FBXO38 mediates FGL1 ubiquitination and degradation to enhance cancer immunity and suppress inflammation
Tongguan Tian,
Xiao Xie,
Wanwan Yi,
Yuefan Zhou,
Yixin Xu,
Zhenxiang Wang,
Junjing Zhang,
Mingen Lin,
Ruonan Zhang,
Zhongwei Lv,
Xinxing Li,
Lei Lv,
Yanping Xu
Affiliations
Tongguan Tian
Tongji Hospital, Shanghai Key Laboratory of Signaling and Disease Research, Frontier Science Center for Stem Cell Research, School of Life Sciences and Technology, Tongji University, Shanghai 200065, China
Xiao Xie
Department of Cardiothoracic Surgery, Xinhua Hospital, School of Medicine, Shanghai Jiao Tong University, Shanghai 200092, China
Wanwan Yi
Department of Nuclear Medicine, Shanghai Tenth People’s Hospital, School of Medicine, Tongji University, Shanghai 200072, China
Yuefan Zhou
Tongji Hospital, Shanghai Key Laboratory of Signaling and Disease Research, Frontier Science Center for Stem Cell Research, School of Life Sciences and Technology, Tongji University, Shanghai 200065, China
Yixin Xu
Tongji Hospital, Shanghai Key Laboratory of Signaling and Disease Research, Frontier Science Center for Stem Cell Research, School of Life Sciences and Technology, Tongji University, Shanghai 200065, China
Zhenxiang Wang
Tongji Hospital, Shanghai Key Laboratory of Signaling and Disease Research, Frontier Science Center for Stem Cell Research, School of Life Sciences and Technology, Tongji University, Shanghai 200065, China
Junjing Zhang
Tongji Hospital, Shanghai Key Laboratory of Signaling and Disease Research, Frontier Science Center for Stem Cell Research, School of Life Sciences and Technology, Tongji University, Shanghai 200065, China
Mingen Lin
MOE Key Laboratory of Metabolism and Molecular Medicine, Department of Biochemistry and Molecular Biology, School of Basic Medical Sciences, Fudan University, Shanghai 200032, China
Ruonan Zhang
MOE Key Laboratory of Metabolism and Molecular Medicine, Department of Biochemistry and Molecular Biology, School of Basic Medical Sciences, Fudan University, Shanghai 200032, China
Zhongwei Lv
Department of Nuclear Medicine, Shanghai Tenth People’s Hospital, School of Medicine, Tongji University, Shanghai 200072, China
Xinxing Li
Tongji Hospital, Shanghai Key Laboratory of Signaling and Disease Research, Frontier Science Center for Stem Cell Research, School of Life Sciences and Technology, Tongji University, Shanghai 200065, China
Lei Lv
MOE Key Laboratory of Metabolism and Molecular Medicine, Department of Biochemistry and Molecular Biology, School of Basic Medical Sciences, Fudan University, Shanghai 200032, China; Corresponding author
Yanping Xu
Tongji Hospital, Shanghai Key Laboratory of Signaling and Disease Research, Frontier Science Center for Stem Cell Research, School of Life Sciences and Technology, Tongji University, Shanghai 200065, China; Corresponding author
Summary: Upregulation of FGL1 helps tumors escape from immune surveillance, and therapeutic antibodies targeting FGL1 have potential as another immune checkpoint inhibitor.
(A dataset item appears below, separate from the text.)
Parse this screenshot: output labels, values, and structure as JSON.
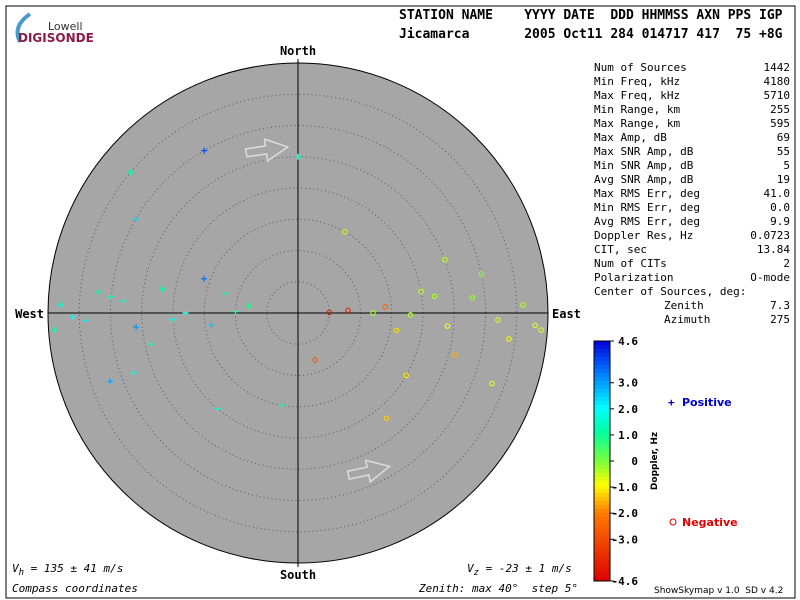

However, the underlying mechanism of high FGL1 protein level in cancers is not well defined. Here, we report that FBXO38 interacts with and ubiquitylates FGL1 to negatively regulate its stability and to mediate cancer immune response. Depletion of FBXO38 markedly augments FGL1 abundance, not only suppressing CD8+ T cell infiltration and enhancing immune evasion of tumor but also increasing inflammation in mice. Importantly, we observe a negative correlation of FBXO38 with FGL1 and IL-6 in non-small cell lung cancer specimens. FGL1 and IL-6 levels positively correlate with TNM (tumor, lymph node, metastasis) stages, while FBXO38 and the infiltrating CD8+ T cells negatively correlate with TNM stages. Our study identifies a mechanism regulating FGL1 stability and a target to enhance the immunotherapy and suggests that the combination of anti-FGL1 and anti-IL-6 is a potential therapeutic strategy for cancer immunotherapy.